Ника сперва не разобралась, что происходит. У нее полностью отсутствовал опыт общения с пьющими людьми и ей не показалось странным, что Андрей до бессознательного состояния напился на поминках. В тот момент она и сама мало что соображала. И ничего не замечала вокруг.

Лишь неделю спустя до нее дошло: с Андреем неладно. От него постоянно пахло спиртным, а каждый вечер он напивался просто до бесчувствия и даже не всегда добирался до постели. Он весь словно высох, лицо почернело, горе сжигало его изнутри.

Ника попыталась с ним поговорить, остановить его.

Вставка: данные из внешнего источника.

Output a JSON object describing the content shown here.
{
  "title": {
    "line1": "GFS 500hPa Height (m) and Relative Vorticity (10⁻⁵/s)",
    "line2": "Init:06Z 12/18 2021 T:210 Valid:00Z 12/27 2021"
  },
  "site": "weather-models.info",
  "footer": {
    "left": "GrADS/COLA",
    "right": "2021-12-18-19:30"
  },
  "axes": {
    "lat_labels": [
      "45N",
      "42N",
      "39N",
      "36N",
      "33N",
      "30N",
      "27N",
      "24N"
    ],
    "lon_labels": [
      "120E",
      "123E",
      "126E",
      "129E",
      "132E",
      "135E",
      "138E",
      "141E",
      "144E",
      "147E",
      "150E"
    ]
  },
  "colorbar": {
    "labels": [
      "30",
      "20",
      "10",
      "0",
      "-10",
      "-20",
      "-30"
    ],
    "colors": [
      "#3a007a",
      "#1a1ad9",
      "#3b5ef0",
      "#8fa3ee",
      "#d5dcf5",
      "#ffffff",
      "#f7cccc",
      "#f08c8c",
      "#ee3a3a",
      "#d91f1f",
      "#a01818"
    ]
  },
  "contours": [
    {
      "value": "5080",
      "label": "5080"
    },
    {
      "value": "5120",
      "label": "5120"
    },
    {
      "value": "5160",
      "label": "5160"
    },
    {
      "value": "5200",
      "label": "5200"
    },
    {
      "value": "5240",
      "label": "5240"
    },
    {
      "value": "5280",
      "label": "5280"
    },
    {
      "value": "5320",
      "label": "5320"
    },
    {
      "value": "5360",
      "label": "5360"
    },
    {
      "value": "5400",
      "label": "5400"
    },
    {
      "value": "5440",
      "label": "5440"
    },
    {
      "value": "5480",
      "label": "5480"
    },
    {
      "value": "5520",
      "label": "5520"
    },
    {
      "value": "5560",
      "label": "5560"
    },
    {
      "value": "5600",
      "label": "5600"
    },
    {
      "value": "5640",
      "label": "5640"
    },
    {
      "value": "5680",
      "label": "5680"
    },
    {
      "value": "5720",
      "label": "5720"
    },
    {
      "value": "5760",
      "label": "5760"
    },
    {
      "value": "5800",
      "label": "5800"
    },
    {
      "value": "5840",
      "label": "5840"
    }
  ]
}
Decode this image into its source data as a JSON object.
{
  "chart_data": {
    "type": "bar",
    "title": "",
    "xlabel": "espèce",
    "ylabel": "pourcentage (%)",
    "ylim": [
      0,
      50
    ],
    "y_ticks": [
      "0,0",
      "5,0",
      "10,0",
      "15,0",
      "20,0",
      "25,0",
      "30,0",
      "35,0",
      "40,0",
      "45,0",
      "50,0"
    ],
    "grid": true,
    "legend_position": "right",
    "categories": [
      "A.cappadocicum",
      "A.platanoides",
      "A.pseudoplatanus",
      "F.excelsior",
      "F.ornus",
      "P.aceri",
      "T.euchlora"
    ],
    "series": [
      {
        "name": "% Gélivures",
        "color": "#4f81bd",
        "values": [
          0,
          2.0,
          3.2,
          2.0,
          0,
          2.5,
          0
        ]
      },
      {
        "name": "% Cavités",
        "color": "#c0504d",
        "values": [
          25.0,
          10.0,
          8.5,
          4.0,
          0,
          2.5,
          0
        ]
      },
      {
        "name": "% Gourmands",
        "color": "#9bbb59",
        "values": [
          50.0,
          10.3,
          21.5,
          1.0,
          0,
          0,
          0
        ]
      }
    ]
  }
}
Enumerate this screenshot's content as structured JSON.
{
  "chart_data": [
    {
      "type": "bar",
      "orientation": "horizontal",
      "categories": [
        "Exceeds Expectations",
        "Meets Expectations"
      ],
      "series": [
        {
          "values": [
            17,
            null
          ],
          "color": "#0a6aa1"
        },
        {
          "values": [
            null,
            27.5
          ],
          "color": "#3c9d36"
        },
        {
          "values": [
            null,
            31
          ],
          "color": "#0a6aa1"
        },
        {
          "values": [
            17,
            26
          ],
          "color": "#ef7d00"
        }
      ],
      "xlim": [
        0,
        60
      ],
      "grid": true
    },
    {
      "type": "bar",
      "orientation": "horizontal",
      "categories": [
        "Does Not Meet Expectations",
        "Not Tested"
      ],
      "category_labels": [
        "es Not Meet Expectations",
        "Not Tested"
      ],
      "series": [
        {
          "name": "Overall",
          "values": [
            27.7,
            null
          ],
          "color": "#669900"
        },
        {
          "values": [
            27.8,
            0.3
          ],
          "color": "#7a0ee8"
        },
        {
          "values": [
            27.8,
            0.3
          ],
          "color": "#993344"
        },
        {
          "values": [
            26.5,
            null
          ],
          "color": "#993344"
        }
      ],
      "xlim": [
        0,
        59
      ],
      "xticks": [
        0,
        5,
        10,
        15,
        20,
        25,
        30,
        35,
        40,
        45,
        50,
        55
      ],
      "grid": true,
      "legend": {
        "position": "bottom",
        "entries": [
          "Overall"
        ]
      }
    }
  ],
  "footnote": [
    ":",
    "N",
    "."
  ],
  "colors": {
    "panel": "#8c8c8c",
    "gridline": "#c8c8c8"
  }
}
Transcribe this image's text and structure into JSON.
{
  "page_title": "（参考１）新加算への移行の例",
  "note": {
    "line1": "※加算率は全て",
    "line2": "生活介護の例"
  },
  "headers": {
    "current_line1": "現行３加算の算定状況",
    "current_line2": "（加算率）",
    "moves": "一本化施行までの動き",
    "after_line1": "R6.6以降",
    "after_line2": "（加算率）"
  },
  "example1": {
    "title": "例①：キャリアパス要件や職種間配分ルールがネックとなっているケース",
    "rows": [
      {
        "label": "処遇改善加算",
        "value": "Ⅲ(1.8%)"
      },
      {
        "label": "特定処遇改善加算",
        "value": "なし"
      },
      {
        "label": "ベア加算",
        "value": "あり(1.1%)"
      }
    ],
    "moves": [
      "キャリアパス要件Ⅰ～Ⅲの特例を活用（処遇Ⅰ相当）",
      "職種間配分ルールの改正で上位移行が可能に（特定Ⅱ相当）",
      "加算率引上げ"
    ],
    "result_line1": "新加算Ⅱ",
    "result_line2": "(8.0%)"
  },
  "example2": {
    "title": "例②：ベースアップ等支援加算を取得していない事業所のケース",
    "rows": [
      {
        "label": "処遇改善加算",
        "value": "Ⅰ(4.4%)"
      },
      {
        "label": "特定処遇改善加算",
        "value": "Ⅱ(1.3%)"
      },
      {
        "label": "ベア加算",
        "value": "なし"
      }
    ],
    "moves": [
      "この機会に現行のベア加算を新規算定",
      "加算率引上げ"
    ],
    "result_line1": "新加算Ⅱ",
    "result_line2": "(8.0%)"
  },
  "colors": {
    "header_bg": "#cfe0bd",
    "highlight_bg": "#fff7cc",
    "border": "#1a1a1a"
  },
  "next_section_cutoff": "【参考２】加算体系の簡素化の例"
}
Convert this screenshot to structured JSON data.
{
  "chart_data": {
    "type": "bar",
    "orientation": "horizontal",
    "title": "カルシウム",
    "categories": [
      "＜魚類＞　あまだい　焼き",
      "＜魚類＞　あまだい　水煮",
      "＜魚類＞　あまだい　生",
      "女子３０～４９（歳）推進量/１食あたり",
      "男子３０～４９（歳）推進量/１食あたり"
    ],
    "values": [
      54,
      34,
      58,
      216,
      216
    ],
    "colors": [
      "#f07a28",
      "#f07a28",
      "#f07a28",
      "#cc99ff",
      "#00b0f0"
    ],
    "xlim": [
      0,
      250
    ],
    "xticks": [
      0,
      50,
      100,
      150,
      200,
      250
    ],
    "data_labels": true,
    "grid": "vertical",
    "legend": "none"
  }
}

Тщетно. Он ничего не слышал и лишь каким-то совсем не своим, чужим голосом повторял:

– Если бы не я, Сева сейчас был бы жив. Зачем я только отпустил его одного. Ты права была, Ника, надо нам было пойти за ним. Он ведь у нас был еще такой маленький.

И, уронив голову на ладони, муж зарыдал.

Ника старалась уверить его, что он ни в чем не виноват. Они действительно не могли всю жизнь продержать Севочку возле себя. В том, что произошло, виновата лишь судьба. С другими-то ребятами на пруду ничего не случилось. И вообще, как ни горько и пусто, надо продолжать жить. Ради памяти Севы продолжать.

Так Ника уговаривала его и одновременно себя, потому что сама до конца не верила своим словам. Без Севы жизнь и для нее почти утратила смысл, но она страшно боялась потерять Андрея. Если это случится, смысла в ее существовании вообще не останется.

Она уговаривала его, тормошила, пытаясь пробудить в нем хоть крохотный интерес к жизни. Не помогало. Добилась Ника лишь одного: муж почти перестал бывать дома. Теперь он приходил лишь спать. Точнее, его привозили или приносили. То какие-то совершенно незнакомые Нике люди, то компаньон, то кто-нибудь из старых знакомых.

Нике было горько и стыдно, но она ничего не могла поделать. Утром муж уходил так стремительно, что поговорить с ним больше не удавалось. В чем-то она ему даже завидовала: он хоть мог забыться. Ночью он сваливался мертвецки пьяный, а днем не отпускали дела. Ника была совершенно свободна целыми длинными и бесконечно пустыми днями, а ночи напролет ей снился Сева. Живой, веселый, здоровый, как прежде. Она каждый раз так радовалась, что смерть его оказалась ошибкой. Однако, едва открыв глаза, убеждалась: это был всего лишь сон. И горе с новой силой придавливало ее, и впереди серел новый бессмысленный день. А за ним – снова ночь с навязчиво-радостными сновидениями. Ника уже и сама не знала: хочет она, чтобы они продолжались, или нет. И то, и другое оказывалось одинаково мучительным.

Вот бы увидеть Севу живым и здоровым и больше уже никогда не просыпаться, – все чаще и чаще теперь мечтала она. Зачем, собственно, ей теперь просыпаться! Она попробовала последовать примеру мужа, однако спиртное не принесло ей ровно никакого облегчения, днем лишь обостряя горе и тоску, а ночью обрекая на кошмарные видения. Теперь вместо того, чтобы хоть во сне забыться или увидеть живого сына, она снова и снова бегала к пруду, из которого вынимали опутанное водорослями тело их мальчика. А наутро Нике бывало так плохо, что хотелось разом покончить со всем на этой земле. Она бросила пить. Однако занять себя по-прежнему было совершенно нечем.